いつの間にか背後に立っていたカイルに後ろから抱きしめられる。

「カイル様」

カイルは、私がアリシアとセシルに好かれて嫉妬をしているのか、でもアリシアはともかくセシルには懐かれているよね。

「セシルには好かれているじゃないですか」

「嫉妬しているのはそっちじゃないんだけど…」

やっぱり、アリシアに好かれたいのか?

「で、ミルトン男爵令息は私の婚約者に何の用で?」

カイルは私の事を抱きしめたまま話している。

「カイル殿下、フローレス公女様には相談に乗っていただいただけで」

モーリスがカイルの圧に怯えている。

「パトリシア、相談という名目で同情を誘って、善意につけ入ろうとする人間もいるんだよ」

カイルが耳元で囁いてきた。モーリスには聞こえてはいないようで、キョトンとしている。

「その話、私も一緒に聞いても良いかな?」

モーリスが同情を誘おうとしているようには見えないけど、あんなことがあった後だから心配してくれているのかな?

「はい、ご迷惑でなければ」


「僕には腹違いの兄がいるのですが、兄は非嫡出子でして。僕が八歳のとき、兄の産みの母が亡くなって父が家に連れてきました」

「パトリシア、アリシアとセシルが来たのは、パトリシアが八歳になる年のことだったよね?」

「はい」

それとモーリスの話と関係あるのかな?

「パトリシアはアリシアとセシルとはどうやって仲良くなったの?」

「一緒にお茶をしたり、お散歩したりですかね」

あの頃の二人は可愛かったな、今も可愛いんだけど。

「だって」

「それは幼い子供のときだからできたことで…」

それに二人が年下だったから良かったけど、年上だったら私もどうもできなかったかもしれない。

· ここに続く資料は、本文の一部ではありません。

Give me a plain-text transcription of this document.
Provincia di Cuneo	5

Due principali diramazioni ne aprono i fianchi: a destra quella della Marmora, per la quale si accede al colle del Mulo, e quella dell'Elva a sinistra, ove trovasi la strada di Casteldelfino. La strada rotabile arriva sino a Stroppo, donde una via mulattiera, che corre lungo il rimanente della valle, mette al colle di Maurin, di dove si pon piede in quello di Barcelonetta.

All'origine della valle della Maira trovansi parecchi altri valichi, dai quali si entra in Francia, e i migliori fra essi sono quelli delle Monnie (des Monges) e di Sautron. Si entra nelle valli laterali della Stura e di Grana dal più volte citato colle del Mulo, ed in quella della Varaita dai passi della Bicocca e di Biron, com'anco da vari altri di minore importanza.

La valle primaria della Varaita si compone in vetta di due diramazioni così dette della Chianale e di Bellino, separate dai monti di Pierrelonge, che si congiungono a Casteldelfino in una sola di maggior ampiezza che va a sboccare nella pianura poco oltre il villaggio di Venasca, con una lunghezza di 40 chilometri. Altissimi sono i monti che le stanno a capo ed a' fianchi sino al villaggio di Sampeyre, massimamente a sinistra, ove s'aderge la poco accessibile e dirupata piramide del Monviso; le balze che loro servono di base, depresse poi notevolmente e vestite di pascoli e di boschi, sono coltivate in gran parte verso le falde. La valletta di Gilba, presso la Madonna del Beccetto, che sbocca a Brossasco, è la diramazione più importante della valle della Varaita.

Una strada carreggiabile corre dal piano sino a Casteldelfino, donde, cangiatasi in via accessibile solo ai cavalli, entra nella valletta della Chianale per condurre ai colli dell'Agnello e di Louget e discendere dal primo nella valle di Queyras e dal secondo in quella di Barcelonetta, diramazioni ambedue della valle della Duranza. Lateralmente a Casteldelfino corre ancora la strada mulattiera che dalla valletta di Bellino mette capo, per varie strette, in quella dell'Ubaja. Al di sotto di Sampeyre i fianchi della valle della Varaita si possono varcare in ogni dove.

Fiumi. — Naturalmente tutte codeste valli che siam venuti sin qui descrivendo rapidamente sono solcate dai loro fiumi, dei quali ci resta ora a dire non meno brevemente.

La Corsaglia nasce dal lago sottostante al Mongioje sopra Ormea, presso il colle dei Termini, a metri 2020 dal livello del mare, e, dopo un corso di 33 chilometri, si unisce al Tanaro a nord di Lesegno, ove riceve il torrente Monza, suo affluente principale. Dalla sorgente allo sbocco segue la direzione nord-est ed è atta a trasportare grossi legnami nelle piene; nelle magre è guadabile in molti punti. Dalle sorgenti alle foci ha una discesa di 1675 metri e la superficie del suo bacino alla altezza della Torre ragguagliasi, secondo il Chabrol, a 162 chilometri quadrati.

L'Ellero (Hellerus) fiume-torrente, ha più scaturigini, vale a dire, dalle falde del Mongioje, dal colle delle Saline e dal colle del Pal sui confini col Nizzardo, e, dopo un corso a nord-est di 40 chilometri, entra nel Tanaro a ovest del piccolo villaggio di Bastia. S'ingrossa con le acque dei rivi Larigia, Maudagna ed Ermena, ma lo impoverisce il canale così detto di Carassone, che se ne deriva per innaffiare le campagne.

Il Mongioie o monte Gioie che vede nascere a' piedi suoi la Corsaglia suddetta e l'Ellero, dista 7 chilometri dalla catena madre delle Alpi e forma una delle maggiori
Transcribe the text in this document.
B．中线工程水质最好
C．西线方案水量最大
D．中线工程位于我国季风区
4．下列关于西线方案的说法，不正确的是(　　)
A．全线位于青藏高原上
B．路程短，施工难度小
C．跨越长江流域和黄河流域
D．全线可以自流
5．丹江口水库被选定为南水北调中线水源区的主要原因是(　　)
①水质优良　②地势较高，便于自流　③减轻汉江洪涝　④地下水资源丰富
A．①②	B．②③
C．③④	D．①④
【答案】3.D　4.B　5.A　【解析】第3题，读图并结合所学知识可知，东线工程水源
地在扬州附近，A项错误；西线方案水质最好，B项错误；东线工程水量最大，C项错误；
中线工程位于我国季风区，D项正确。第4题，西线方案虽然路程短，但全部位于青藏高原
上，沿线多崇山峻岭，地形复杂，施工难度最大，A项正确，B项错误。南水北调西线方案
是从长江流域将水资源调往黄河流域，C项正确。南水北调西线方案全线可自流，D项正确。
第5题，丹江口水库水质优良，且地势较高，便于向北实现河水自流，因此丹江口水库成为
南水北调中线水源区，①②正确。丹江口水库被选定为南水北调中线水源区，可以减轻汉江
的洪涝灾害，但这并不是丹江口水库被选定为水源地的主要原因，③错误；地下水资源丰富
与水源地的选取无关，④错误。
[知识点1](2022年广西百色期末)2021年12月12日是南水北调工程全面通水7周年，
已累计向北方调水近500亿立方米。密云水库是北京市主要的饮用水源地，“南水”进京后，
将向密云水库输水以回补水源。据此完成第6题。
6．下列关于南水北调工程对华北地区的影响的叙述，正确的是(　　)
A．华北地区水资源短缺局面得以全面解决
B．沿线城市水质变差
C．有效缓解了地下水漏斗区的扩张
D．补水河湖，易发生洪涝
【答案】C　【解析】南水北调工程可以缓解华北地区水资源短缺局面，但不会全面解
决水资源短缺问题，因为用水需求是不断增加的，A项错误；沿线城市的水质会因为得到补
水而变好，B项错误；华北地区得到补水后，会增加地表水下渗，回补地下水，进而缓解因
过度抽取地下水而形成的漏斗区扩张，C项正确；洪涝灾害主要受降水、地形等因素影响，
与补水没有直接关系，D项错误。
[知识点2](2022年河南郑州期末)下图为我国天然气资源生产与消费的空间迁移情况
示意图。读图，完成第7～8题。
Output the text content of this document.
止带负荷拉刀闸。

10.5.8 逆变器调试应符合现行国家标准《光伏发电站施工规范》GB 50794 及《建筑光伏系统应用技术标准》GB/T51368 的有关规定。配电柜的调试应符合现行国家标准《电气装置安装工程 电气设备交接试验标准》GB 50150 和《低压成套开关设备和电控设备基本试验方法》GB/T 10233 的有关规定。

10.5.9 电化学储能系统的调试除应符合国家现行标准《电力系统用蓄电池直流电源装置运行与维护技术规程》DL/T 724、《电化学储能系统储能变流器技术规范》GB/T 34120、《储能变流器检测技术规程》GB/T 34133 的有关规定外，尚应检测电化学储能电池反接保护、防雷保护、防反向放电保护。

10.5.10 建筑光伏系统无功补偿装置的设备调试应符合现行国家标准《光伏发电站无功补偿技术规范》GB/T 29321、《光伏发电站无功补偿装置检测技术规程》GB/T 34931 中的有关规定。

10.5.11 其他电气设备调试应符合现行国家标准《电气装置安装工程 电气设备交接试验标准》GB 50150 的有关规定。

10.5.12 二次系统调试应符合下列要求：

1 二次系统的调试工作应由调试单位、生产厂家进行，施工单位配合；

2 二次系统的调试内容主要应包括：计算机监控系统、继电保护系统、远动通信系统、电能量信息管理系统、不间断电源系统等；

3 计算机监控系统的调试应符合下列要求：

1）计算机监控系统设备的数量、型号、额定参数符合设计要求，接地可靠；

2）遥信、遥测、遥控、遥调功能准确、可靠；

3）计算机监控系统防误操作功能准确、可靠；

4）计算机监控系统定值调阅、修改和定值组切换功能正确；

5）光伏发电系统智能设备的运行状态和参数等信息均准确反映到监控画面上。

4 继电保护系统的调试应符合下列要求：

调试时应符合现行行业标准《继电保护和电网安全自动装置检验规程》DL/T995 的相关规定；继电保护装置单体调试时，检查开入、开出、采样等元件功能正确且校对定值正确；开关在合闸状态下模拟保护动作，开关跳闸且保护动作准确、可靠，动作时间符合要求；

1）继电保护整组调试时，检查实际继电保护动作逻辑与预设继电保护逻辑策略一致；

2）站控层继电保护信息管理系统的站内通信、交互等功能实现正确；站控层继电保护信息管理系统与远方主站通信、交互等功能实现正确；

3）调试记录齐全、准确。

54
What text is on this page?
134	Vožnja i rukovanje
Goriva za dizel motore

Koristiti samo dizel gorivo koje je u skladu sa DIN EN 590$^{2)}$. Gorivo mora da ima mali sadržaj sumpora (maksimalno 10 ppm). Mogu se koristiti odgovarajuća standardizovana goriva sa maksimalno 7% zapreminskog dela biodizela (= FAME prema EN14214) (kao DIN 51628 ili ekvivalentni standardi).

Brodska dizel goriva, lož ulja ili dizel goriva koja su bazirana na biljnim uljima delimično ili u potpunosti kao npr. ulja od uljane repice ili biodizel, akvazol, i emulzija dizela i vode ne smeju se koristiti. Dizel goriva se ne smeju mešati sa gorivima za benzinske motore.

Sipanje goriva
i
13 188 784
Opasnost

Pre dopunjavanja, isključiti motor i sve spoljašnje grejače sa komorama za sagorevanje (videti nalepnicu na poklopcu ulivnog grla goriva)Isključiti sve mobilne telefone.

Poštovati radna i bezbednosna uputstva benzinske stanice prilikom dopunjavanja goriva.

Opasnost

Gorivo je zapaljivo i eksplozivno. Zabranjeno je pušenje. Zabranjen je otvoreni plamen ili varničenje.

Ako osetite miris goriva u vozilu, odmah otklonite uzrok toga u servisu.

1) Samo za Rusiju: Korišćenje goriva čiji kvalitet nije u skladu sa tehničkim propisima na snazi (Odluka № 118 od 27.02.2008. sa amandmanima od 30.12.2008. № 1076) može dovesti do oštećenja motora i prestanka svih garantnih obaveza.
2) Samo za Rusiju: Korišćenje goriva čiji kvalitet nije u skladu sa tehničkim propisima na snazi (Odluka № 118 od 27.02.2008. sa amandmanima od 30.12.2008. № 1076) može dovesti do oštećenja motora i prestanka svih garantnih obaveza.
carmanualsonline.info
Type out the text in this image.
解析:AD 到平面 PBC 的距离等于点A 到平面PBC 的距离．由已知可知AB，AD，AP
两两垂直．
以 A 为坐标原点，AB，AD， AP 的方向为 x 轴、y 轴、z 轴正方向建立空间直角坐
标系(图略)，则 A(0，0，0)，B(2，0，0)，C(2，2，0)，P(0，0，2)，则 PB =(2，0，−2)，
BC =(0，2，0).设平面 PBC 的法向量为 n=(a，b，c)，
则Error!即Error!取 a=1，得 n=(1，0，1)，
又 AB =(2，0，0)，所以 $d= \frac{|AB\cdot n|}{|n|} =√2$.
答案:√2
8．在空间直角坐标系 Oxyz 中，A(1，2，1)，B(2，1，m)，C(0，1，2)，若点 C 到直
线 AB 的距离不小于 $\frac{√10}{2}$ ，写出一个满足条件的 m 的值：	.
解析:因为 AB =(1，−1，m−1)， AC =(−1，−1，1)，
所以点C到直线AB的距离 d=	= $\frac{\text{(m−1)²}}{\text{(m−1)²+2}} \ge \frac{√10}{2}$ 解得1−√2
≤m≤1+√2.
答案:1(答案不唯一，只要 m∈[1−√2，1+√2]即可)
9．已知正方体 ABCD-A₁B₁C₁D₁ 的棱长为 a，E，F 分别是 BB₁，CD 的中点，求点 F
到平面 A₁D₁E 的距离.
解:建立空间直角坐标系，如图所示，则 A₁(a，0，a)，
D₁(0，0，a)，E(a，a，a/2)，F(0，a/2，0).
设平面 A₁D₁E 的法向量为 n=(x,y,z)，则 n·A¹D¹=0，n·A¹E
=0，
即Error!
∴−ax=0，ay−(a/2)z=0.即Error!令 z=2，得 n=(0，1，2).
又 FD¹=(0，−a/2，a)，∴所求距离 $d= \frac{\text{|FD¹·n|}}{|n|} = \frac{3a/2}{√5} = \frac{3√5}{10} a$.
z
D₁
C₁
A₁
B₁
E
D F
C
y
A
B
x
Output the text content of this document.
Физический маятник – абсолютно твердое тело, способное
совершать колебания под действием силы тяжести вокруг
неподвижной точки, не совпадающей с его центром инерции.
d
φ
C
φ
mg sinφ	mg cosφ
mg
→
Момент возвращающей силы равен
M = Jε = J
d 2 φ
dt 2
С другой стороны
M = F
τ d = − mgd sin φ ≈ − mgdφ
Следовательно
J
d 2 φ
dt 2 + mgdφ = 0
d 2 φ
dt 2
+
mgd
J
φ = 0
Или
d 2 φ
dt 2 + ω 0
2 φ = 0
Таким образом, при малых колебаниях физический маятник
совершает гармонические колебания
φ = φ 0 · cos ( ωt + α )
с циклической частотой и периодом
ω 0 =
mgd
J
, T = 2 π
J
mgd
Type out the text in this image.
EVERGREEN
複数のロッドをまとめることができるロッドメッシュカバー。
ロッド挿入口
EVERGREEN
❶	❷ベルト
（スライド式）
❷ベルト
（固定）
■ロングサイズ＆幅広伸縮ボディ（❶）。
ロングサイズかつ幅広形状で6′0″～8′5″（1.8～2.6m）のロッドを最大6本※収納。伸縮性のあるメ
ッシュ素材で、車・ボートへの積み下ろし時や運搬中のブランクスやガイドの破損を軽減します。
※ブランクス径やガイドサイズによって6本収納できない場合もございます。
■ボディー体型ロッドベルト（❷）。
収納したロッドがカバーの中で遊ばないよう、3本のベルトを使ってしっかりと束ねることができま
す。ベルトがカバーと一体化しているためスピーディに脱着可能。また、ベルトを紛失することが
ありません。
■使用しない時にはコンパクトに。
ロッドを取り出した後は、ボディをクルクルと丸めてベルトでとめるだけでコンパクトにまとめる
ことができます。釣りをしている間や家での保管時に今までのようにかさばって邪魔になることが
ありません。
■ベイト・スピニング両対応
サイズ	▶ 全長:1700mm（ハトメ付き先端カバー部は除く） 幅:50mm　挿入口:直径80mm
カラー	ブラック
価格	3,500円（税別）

カイルは相談に乗るつもりはないのか、面倒くさそうにしている。

「僕も子供のときそうしてれば良かったんですね」

モーリスは眉を下げて笑う。

「それで、今日はお兄様は?」

「兄は非嫡出子な事を気にしてか、社交界には顔を出さないんです。ずっと自室に籠もっていて顔もろくに見ていません」

非嫡出子なんて少なくないだろうけど、噂好きの貴族達の餌食になるのは間違いないからね。

「でも、何故今になって仲良くなりたがっているの?」

「僕もそろそろ婚約の話が出てきているのですが、このまま婚約の話が進み別世帯になったら、兄の身に何かあっても気づけない。だから、今のうちに何でも相談し合える仲になって、いざというときに力になれるようにしたいんです」

優しい人だな、私が同じ立場だったとしても多分そんな事を考えたりはしないだろう。

社交界にも出ず、部屋に籠もっている人とコミュニケーションを取るのって難しいよね、うーん…そうだ

「手紙を書いてみたらどうですか?面と向かって話すのが難しいようですし」

一番は顔を見て話したほうが良いんだろうけど…

「手紙ですか…試してみます。フローレス公女様ありがとうございます」

モーリスは深々とお辞儀をして去っていった。

大したアドバイスはできてないけど…大丈夫かな?

「やっと終わったね。飲み物を貰いに行ってくるよ」

あれ?カイルって飲み物を貰いに行ったんだよね。

「先程貰いに行ったのでは?」

「貰いに行く途中で、君が声をかけられているのが見えて心配で戻ったんだよ」

カイルが私の両頬を包む。私もちゃんと警戒はしていたから心配しなくても大丈夫なのに

「…ありがとうございます。でも、近くにいろって言ったのに離れていったのはカイル様ですよ」

思わず余計な一言を言ってしまったが、私はカイルが飲み物を取りに行っている間一歩も動いていない。

「……ごめんね。飲み物は一緒に貰いに行こっか」

カイルは今まで見たことないぐらい嬉しそうな顔をしている。そんなに喉が渇いていたのか、私のせいで戻らせて悪いことをしたな。